Day 76. Armagideon Time. (17/3/19)
Counter terrorism police are investigating the suspected far-right inspired attack in which a man suffered non-fatal stab wounds.
That's from bbc.co.uk. About 45 minutes ago.
I hadn't meant to return to yesterday's themes so soon. Had hoped not to return to them at all, to be honest.
But then there was that. And that needs to be spoken about.
This is the right wing. This is what has been allowed by giving racists and bigots a platform. This is what happens when you normalise hatred. This is what happens when 'newspapers' allow 'columnists' whose only achievement in life is to not win Alan Sugar's shitty little show to describe refugees fleeing war zones as 'cockroaches'.
Will the attacker be a loner with mental health issues? Very possibly. He'll definitely be portrayed as such in editorials that ask where it all went wrong while their own front pages whip up more prejudice. And if he is 'a loner with mental health issues' (which, as I've said, is quite possible) then he needs to not have the worldview of certain sides of the media anywhere near him. But that worldview is prevalent and unchallenged.

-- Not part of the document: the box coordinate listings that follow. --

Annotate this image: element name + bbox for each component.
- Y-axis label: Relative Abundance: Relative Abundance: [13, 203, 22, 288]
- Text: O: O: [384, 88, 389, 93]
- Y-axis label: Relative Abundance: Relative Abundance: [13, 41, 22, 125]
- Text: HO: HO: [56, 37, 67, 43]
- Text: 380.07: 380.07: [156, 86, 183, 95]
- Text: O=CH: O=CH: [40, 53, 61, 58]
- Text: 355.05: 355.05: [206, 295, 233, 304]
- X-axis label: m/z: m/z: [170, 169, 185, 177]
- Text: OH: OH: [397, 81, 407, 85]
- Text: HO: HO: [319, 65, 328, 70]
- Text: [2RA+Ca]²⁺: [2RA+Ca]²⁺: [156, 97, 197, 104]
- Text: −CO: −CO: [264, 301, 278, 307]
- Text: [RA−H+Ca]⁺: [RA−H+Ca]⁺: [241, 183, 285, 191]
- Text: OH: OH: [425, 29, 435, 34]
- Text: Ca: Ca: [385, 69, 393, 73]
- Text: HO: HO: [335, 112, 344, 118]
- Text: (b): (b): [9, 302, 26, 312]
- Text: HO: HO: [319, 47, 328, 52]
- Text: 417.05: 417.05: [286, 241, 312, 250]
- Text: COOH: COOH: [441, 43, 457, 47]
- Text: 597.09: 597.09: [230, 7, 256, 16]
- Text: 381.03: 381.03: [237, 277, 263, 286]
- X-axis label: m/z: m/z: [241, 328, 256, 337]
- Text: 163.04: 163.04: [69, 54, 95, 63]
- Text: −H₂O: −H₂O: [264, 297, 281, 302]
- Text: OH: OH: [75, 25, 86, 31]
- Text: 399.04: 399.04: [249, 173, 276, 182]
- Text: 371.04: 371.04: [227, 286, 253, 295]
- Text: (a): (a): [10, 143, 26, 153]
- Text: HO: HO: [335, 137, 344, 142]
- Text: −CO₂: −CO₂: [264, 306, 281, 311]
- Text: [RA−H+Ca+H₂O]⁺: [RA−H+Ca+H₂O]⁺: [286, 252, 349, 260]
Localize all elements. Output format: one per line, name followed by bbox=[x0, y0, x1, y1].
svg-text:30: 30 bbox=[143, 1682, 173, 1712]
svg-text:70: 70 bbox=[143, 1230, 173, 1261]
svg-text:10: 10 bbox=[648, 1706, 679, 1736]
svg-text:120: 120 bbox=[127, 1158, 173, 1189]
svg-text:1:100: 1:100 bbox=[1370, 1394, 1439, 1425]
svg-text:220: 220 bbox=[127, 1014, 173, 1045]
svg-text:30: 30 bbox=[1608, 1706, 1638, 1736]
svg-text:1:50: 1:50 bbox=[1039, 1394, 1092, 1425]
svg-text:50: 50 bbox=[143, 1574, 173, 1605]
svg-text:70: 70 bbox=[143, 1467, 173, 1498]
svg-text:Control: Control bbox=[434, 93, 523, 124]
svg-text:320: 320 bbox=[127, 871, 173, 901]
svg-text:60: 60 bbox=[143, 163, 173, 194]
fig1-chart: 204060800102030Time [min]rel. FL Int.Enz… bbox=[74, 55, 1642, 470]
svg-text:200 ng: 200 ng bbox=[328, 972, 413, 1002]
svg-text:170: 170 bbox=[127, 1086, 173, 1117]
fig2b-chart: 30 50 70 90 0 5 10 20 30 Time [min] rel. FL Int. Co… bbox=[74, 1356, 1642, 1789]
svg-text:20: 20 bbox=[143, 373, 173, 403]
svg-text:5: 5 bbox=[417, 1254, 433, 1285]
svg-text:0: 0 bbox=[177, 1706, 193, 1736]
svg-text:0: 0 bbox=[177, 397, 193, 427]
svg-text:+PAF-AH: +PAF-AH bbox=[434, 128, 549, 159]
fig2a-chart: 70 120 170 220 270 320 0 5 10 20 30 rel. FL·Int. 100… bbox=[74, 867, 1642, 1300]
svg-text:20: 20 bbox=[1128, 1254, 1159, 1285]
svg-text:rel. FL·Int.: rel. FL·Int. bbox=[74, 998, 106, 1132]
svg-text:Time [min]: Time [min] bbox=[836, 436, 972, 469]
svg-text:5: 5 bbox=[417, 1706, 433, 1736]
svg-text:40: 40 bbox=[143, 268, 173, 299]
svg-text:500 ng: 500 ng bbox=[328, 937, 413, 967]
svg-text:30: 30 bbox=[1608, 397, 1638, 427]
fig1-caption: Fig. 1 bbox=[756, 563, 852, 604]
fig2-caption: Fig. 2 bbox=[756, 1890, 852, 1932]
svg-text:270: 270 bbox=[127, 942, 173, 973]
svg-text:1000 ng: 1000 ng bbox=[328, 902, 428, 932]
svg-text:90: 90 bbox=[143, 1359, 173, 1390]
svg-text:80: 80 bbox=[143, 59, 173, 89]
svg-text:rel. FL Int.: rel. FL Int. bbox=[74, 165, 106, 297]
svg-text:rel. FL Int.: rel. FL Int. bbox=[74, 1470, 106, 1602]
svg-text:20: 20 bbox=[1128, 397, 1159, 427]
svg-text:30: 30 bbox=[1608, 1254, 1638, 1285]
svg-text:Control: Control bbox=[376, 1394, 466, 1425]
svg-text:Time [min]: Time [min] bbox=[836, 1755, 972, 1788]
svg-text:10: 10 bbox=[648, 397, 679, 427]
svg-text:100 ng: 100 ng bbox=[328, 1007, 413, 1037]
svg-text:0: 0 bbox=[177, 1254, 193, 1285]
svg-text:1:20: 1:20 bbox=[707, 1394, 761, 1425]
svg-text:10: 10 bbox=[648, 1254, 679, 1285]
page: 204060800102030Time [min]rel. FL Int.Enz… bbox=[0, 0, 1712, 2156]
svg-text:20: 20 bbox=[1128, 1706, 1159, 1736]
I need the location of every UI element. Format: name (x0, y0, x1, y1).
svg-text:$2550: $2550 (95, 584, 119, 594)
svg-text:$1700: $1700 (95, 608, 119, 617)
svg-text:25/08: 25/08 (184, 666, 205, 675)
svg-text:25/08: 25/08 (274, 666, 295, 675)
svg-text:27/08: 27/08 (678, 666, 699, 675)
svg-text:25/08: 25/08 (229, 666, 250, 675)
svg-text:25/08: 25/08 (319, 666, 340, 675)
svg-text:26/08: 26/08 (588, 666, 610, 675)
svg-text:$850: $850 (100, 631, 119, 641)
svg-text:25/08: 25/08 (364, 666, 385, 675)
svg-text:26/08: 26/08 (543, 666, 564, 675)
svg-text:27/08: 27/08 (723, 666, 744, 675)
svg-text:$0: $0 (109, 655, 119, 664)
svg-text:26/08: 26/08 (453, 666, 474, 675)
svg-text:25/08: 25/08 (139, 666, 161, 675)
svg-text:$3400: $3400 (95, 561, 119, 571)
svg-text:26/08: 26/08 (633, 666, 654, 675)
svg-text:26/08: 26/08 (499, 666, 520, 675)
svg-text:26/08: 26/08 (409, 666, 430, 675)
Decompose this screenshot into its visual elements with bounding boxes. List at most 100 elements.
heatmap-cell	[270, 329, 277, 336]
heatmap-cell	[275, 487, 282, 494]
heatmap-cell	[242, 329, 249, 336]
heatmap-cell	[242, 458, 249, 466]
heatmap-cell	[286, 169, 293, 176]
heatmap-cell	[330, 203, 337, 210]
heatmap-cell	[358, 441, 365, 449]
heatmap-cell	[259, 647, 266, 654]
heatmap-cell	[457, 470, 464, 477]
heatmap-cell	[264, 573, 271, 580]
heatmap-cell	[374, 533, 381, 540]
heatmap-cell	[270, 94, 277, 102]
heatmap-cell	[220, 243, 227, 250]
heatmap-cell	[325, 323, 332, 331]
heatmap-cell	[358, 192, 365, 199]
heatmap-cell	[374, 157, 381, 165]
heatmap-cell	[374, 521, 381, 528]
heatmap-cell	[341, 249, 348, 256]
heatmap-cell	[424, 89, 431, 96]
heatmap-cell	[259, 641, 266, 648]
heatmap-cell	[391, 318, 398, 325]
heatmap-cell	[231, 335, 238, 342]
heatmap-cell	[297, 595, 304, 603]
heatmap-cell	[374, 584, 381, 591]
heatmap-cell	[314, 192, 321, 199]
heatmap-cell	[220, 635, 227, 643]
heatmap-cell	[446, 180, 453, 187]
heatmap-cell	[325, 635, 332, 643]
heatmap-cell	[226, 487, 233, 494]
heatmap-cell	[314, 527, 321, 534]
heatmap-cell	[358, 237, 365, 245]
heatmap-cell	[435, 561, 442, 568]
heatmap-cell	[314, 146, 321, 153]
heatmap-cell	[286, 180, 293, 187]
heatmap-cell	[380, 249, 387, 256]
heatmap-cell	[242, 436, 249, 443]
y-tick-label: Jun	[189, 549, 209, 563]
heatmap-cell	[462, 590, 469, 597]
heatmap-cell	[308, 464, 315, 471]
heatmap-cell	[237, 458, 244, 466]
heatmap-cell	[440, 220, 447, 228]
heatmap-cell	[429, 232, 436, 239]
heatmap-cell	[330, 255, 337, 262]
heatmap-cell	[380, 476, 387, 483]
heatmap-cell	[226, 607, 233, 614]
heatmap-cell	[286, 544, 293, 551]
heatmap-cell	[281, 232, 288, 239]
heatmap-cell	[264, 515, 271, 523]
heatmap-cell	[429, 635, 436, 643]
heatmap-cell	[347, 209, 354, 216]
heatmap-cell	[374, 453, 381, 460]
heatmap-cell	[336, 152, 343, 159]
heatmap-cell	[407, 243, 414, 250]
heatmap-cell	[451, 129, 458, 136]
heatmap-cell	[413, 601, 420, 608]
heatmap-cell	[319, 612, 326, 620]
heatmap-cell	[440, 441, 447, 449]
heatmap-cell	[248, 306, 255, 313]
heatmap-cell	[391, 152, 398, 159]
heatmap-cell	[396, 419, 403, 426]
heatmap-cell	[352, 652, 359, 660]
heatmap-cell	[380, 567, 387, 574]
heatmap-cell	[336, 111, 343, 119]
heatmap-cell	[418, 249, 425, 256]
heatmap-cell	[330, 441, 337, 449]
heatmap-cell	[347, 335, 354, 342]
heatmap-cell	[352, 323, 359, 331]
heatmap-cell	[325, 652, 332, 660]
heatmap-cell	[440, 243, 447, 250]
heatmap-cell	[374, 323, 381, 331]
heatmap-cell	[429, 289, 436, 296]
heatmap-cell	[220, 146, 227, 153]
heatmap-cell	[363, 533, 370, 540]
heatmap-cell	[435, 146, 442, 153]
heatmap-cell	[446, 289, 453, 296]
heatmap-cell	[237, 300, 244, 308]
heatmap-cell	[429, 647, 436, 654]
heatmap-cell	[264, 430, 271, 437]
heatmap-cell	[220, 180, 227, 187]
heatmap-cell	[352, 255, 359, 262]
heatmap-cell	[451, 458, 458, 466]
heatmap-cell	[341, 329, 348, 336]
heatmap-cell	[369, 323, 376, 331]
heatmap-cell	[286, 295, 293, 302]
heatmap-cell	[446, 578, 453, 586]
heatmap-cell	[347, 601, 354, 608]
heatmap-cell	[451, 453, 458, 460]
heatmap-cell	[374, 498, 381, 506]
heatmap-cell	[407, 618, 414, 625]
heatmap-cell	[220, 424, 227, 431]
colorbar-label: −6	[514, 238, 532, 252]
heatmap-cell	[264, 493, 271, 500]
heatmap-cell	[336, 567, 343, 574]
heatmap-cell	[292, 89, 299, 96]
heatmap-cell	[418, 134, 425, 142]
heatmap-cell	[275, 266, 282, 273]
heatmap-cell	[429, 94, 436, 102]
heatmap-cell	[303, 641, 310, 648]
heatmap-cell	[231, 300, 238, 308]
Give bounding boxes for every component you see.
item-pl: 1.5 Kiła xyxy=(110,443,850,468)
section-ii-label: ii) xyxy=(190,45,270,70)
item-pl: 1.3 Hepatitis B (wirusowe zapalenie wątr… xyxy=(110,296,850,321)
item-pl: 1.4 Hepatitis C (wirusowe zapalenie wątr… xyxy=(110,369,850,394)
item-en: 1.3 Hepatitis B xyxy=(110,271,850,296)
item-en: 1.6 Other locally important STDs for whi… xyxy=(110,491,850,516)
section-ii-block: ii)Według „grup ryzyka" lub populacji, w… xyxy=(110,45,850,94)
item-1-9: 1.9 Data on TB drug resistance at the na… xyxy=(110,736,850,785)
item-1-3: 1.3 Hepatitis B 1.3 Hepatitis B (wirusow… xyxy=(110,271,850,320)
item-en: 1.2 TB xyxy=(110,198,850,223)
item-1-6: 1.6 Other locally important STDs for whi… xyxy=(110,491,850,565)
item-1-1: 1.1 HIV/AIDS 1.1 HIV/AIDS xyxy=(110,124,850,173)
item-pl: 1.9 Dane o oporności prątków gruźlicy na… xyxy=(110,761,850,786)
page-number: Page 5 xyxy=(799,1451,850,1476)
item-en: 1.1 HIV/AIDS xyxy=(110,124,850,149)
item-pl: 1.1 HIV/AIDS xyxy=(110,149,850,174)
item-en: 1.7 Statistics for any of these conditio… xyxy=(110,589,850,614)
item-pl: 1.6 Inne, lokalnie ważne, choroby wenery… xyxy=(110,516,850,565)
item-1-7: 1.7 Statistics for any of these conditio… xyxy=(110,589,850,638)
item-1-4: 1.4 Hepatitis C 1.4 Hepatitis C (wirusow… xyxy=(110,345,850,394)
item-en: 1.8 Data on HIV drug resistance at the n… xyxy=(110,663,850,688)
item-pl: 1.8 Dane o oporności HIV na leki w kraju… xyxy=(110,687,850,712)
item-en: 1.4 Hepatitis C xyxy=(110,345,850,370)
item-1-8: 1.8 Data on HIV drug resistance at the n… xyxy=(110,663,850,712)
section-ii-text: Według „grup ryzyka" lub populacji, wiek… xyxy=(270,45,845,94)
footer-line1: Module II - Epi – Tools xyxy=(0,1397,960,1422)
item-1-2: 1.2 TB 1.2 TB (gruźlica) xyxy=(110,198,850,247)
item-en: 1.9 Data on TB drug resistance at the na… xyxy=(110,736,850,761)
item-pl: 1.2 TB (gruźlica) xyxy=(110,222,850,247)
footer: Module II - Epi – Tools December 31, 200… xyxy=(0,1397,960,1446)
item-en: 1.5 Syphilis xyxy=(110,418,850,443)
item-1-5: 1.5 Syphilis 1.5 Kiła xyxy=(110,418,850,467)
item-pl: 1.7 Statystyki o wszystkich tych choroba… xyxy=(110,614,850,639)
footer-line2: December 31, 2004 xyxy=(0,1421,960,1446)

And at the same time as this individual, serious, attack is happening, we are all able to mock Nigel Farage and his 'march for leave' as the 60 or so marchers who have paid for the privilege of this century's own label Lord Haw Haw watch from a bus as they shuffle through the rain. We're able to laugh at this motley attempt at an epic protest march as it shows up how pathetic and unorganised the campaign to leave Europe which has crippled the country truly is. We can smile knowingly as their route for today involves crossing a bridge which is closed on Sundays.
We can laugh at them. So we do.
Because those on the march are possibly the mildest representation of intolerance. They're the cuddly, comedy, supposedly acceptable face of race hate. They're the old folks in cagoules protesting systems they don't understand to bring back a country that never existed, a golden age that only ever lived in myth.
While the individuals, the single 'fighters for the cause', are out there, unseen, not attracting media attention, until they've carried out their attacks.
We have absolutely no reason to fear the majority of the 'out' campaigners. We have no real reason to fear Yaxley-Lennon and his immediate cronies; they're in this for the profit. They're in this for the £1m house and the £10k Rolex and the fast cars and the cocaine.
There are not enough of them to create this civil war that they keep threatening. They're a nothing. Physically, they're a nothing.
Psychically, they're a disease and they're spreading their culture of hate to those who aren't able to reason with the flaws in the argument and are most likely to be triggered by the message.
There's the paradox: the extreme right, nothing as a group but potentially exceptionally dangerous as individuals. Not the leaders, those who'd happily view themselves as foot soldiers.
It's beyond time that the leaders were denied the luxury of having their words heard.
I stand by the necessity of freedom of speech. Everybody has the right to say what they believe.
It's just that nobody has the right to have their beliefs disseminated.
(Soundtrack: The Clash. Live at Shea Stadium. Because it has bollocks and a message. Because they always did.)